Ora l’identità di governo, dopo due anni e mezzo di tentativi con vari e opposti partner, è messa a durissima prova dall’adesione al progetto Draghi. Mentre quella anti-sistema è o dovrebbe essere incarnata dai ribelli di “Alternativa c’è” o simili. Questo per il quadro politico. Ma nel corpaccione della società italiana cosa accadrà? Dove finirà e come si incanalerà il sentimento di frustrazione e sfiducia che ha ammaliato un così gran numero di cittadini? Potrebbe rifluire sull’astensione, è non è una bella notizia per l’equilibrio complessivo del sistema. Oppure indirizzarsi verso altri contenitori politici. I quali potrebbero ricalcare la traiettoria del MoVimento: notevoli consensi nelle urne, incapacità di gestirli sul piano politico di governo.

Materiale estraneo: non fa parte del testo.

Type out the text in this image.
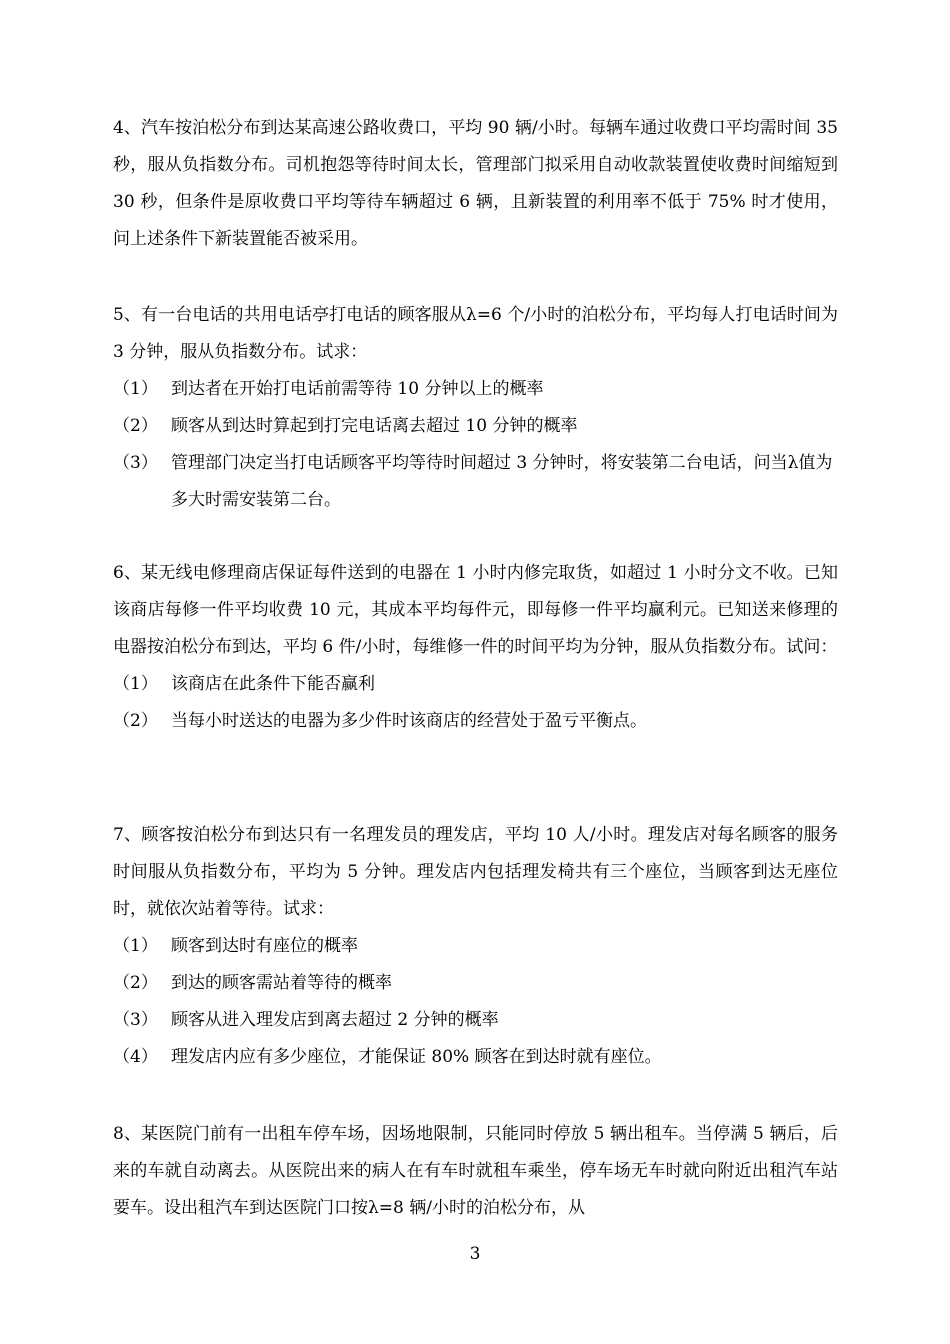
4、汽车按泊松分布到达某高速公路收费口，平均 90 辆/小时。每辆车通过收费口平均需时间 35 秒，服从负指数分布。司机抱怨等待时间太长，管理部门拟采用自动收款装置使收费时间缩短到 30 秒，但条件是原收费口平均等待车辆超过 6 辆，且新装置的利用率不低于 75% 时才使用，问上述条件下新装置能否被采用。

5、有一台电话的共用电话亭打电话的顾客服从λ=6 个/小时的泊松分布，平均每人打电话时间为 3 分钟，服从负指数分布。试求：

（1） 到达者在开始打电话前需等待 10 分钟以上的概率
（2） 顾客从到达时算起到打完电话离去超过 10 分钟的概率
（3） 管理部门决定当打电话顾客平均等待时间超过 3 分钟时，将安装第二台电话，问当λ值为多大时需安装第二台。

6、某无线电修理商店保证每件送到的电器在 1 小时内修完取货，如超过 1 小时分文不收。已知该商店每修一件平均收费 10 元，其成本平均每件元，即每修一件平均赢利元。已知送来修理的电器按泊松分布到达，平均 6 件/小时，每维修一件的时间平均为分钟，服从负指数分布。试问：

（1） 该商店在此条件下能否赢利
（2） 当每小时送达的电器为多少件时该商店的经营处于盈亏平衡点。

7、顾客按泊松分布到达只有一名理发员的理发店，平均 10 人/小时。理发店对每名顾客的服务时间服从负指数分布，平均为 5 分钟。理发店内包括理发椅共有三个座位，当顾客到达无座位时，就依次站着等待。试求：

（1） 顾客到达时有座位的概率
（2） 到达的顾客需站着等待的概率
（3） 顾客从进入理发店到离去超过 2 分钟的概率
（4） 理发店内应有多少座位，才能保证 80% 顾客在到达时就有座位。

8、某医院门前有一出租车停车场，因场地限制，只能同时停放 5 辆出租车。当停满 5 辆后，后来的车就自动离去。从医院出来的病人在有车时就租车乘坐，停车场无车时就向附近出租汽车站要车。设出租汽车到达医院门口按λ=8 辆/小时的泊松分布，从

3
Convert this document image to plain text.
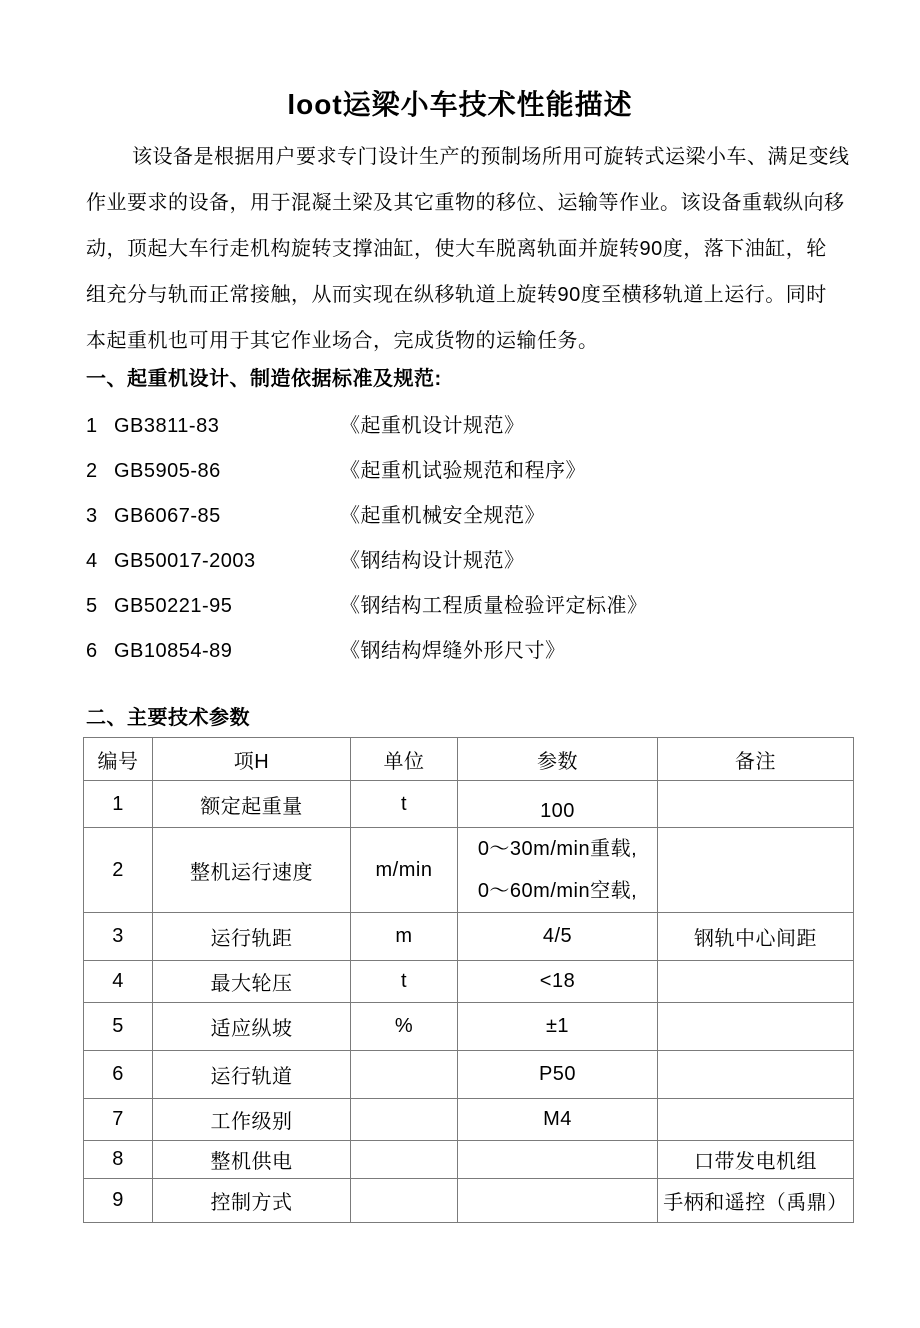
loot运梁小车技术性能描述
该设备是根据用户要求专门设计生产的预制场所用可旋转式运梁小车、满足变线
作业要求的设备，用于混凝土梁及其它重物的移位、运输等作业。该设备重载纵向移
动，顶起大车行走机构旋转支撑油缸，使大车脱离轨面并旋转90度，落下油缸，轮
组充分与轨而正常接触，从而实现在纵移轨道上旋转90度至横移轨道上运行。同时
本起重机也可用于其它作业场合，完成货物的运输任务。
一、起重机设计、制造依据标准及规范:
1 GB3811-83	《起重机设计规范》
2 GB5905-86	《起重机试验规范和程序》
3 GB6067-85	《起重机械安全规范》
4 GB50017-2003	《钢结构设计规范》
5 GB50221-95	《钢结构工程质量检验评定标准》
6 GB10854-89	《钢结构焊缝外形尺寸》
二、主要技术参数
编号	项H	单位	参数	备注
1	额定起重量	t	100	
2	整机运行速度	m/min	0～30m/min重载,
0～60m/min空载,	

3	运行轨距	m	4/5	钢轨中心间距
4	最大轮压	t	<18	
5	适应纵坡	%	±1	
6	运行轨道		P50	
7	工作级别		M4	
8	整机供电			口带发电机组
9	控制方式			手柄和遥控（禹鼎）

C’è un’Italia malmostosa e indefinita che il fenomeno grillino ha portato alla luce, svellendola con il forcipe dell’attacco alla cittadella del potere e della classe dirigente. È andata male, e a ben vedere non poteva che essere così. Ma quelle pulsioni che fine faranno? Il bon ton liberale di Di Maio e l’eleganza di Conte funzioneranno da calamita? Oppure toccherà agli espulsi acchiappare quel pezzo di Paese scontando il fatto di non avere una leadership credibile né un programma solido a parte un generico ribellismo? Dubbi nell’uno o nell’altro caso sono legittimi. Ma al dunque l’estremismo di centro, come viene etichettato, che fine farà? Sono interrogativi di spessore. L’auspicio è che la competenza, la capacità, il prestigio del nuovo presidente del Consiglio possa fungere da attrattiva per un elettorato spaesato e timoroso. Che posa cioè riattivare il circuito virtuoso della fiducia degli italiani nel loro sistema politico.

Il paradosso è che un tale compito di grande, grandissimo spessore democratico dovrebbe svolgerlo un supertecnico e non un politico. E così un’altra, stordente, contraddizione si affaccia.